I gave Cody a quick run-down on the fight at Zeke’s. “Marcus Grier mentioned Jake was the son of a Pistol Pete’s executive, and it was obvious Jake wasn’t going to be charged.”
“The whole department’s probably on the take.”
“Grier doesn’t strike me as corrupt,” I said, then I thought of Mr. 187’s final words: “The sheriff…”
“Let’s hope not,” Cody said. “It’d be nice to know if there’s a cop or two in this county we can trust.”
“A casino paying off the police,” I mused. “What’s the point? Aren’t they getting rich enough off gambling?”
“Get real. It smells like the mob. The goal is always to make more money.”
“I find it hard to believe any law enforcement agency could
let someone get away with murder,” I said. “I can see them allowing smaller stuff, drugs, prostitution, the usual vices, but not violent crimes.”
“Greed’s a powerful thing, Dirt. The Samoan didn’t shy away from ramming you off the interstate and blasting away at you with an Uzi. Since he’s working for Tuma, the cops won’t touch him. There’s no telling what he might do.”
I looked at Cody in silence. Snowflakes were gathering on his head and beard. The creases on his forehead forced his eyebrows into a V, and his mouth was set in a scowl.
• • •
We decided to stake out the rear employees’ exit at Pistol Pete’s, hoping the Samoan would eventually leave by that door. Cody drove us around the employee parking area first, searching for a dark, full-size American-made truck, but there were at least two hundred vehicles there, and probably a dozen trucks that fit the description.

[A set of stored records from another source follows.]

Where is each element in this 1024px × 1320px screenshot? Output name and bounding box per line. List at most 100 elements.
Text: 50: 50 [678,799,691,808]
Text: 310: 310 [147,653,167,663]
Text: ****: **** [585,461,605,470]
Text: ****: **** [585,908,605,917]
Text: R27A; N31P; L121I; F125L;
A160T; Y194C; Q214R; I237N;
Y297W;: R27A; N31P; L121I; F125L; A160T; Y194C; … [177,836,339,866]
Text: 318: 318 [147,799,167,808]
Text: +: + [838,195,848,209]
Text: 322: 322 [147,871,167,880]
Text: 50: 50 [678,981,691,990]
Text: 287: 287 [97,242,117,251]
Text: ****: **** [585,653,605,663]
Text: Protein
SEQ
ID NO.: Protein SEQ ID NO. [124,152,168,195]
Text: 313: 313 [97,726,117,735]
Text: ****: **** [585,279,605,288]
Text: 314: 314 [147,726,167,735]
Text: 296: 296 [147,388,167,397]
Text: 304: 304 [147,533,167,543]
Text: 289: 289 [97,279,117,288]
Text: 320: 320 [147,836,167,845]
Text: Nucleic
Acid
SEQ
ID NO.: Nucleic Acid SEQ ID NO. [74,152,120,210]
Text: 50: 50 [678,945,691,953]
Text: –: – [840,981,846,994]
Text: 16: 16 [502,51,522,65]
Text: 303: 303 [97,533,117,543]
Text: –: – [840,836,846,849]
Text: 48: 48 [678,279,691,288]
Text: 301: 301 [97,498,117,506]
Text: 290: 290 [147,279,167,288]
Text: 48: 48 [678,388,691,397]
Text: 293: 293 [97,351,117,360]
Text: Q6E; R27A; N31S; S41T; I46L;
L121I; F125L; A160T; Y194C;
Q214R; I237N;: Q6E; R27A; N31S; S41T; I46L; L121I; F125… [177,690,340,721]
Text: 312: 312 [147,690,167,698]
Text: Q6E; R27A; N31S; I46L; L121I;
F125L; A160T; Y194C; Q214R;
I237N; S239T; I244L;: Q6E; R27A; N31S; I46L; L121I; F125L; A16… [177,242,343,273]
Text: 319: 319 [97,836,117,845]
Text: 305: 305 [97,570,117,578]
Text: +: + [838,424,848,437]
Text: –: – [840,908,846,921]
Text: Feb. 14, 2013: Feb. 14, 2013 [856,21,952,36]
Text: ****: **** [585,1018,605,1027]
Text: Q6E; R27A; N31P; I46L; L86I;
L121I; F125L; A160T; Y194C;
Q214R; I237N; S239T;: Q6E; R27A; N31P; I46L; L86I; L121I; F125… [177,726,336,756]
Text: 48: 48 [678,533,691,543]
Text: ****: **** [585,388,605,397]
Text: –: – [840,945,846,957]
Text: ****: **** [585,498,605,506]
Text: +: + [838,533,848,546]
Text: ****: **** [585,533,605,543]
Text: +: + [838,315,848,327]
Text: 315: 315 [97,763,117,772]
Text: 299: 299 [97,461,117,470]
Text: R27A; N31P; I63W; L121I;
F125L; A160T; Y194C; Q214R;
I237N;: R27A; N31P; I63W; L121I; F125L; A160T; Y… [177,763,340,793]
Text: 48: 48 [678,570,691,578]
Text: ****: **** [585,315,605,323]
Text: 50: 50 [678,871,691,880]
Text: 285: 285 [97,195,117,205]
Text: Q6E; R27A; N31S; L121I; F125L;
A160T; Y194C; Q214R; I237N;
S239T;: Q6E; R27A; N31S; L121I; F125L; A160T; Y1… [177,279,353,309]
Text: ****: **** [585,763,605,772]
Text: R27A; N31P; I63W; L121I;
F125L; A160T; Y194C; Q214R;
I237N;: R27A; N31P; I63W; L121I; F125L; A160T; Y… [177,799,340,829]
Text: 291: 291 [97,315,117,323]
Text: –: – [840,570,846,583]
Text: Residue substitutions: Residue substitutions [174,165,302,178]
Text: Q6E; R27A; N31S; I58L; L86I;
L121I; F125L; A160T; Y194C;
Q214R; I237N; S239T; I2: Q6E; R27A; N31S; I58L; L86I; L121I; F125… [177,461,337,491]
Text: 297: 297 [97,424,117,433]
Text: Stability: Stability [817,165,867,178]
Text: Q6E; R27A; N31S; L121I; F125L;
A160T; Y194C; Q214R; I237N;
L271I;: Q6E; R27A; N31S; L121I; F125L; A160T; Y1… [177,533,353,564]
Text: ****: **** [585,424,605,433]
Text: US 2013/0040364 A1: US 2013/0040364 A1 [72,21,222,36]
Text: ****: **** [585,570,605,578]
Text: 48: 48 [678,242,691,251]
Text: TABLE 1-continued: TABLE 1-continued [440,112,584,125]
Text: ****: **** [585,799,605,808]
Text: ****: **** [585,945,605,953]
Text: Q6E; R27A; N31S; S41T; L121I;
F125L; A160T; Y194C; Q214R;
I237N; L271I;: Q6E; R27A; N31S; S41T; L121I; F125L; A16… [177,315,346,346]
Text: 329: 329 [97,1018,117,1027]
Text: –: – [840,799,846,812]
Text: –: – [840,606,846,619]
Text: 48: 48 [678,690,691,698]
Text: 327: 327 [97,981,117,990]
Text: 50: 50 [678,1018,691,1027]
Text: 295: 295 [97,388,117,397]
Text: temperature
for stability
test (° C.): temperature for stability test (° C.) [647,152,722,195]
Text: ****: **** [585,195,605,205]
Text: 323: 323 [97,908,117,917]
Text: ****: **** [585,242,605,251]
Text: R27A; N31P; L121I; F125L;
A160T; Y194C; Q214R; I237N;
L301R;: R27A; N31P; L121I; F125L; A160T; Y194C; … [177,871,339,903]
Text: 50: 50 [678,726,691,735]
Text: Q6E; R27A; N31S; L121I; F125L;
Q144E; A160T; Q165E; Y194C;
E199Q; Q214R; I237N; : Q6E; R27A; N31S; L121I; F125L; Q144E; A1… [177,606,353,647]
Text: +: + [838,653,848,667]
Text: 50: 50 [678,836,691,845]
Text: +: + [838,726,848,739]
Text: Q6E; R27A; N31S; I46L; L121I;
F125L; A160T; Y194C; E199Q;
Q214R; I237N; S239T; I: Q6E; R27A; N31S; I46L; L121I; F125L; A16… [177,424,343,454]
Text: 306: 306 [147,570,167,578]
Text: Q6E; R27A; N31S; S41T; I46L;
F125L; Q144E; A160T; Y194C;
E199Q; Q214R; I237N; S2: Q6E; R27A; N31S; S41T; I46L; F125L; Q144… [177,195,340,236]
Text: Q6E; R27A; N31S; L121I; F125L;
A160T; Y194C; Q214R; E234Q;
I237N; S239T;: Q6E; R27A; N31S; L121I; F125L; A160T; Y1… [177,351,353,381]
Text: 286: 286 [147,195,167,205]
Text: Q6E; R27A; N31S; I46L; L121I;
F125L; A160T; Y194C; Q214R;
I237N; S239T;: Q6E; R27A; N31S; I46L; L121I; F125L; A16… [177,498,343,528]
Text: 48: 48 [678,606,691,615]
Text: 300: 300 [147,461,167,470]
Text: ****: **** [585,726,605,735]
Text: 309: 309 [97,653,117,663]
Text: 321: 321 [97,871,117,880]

It became a moot point fifteen minutes later, when the Samoan, Raneswich, and Fingsten all came out of the casino’s back door and left together in Raneswich’s Subaru. We followed them to a liquor store, and then south, past the city limits and into Myers. When they went by the last gas station in town, I slowed and hung a U-turn.
“What are you doing?” Cody said.
“They’re headed over the pass,” I said. “We’re going to have to wait to get the Samoan alone. But I’ve got a hunch. Hang with me.” Cody glanced at me sharply, then shrugged. “It’s your party.”
I pulled a crumpled telephone book page out of my back pocket, and in twenty minutes we parked in front of the address for Marcus Grier’s residence. The house was in a quiet neighborhood, about a mile off the main drag. A silver Jeep Cherokee was parked in the plowed driveway under the shadow of a huge old-growth pine, its needles stretching high into the darkening afternoon. Three feet of snow buried the yard, but a neat walkway was carved up to the front door.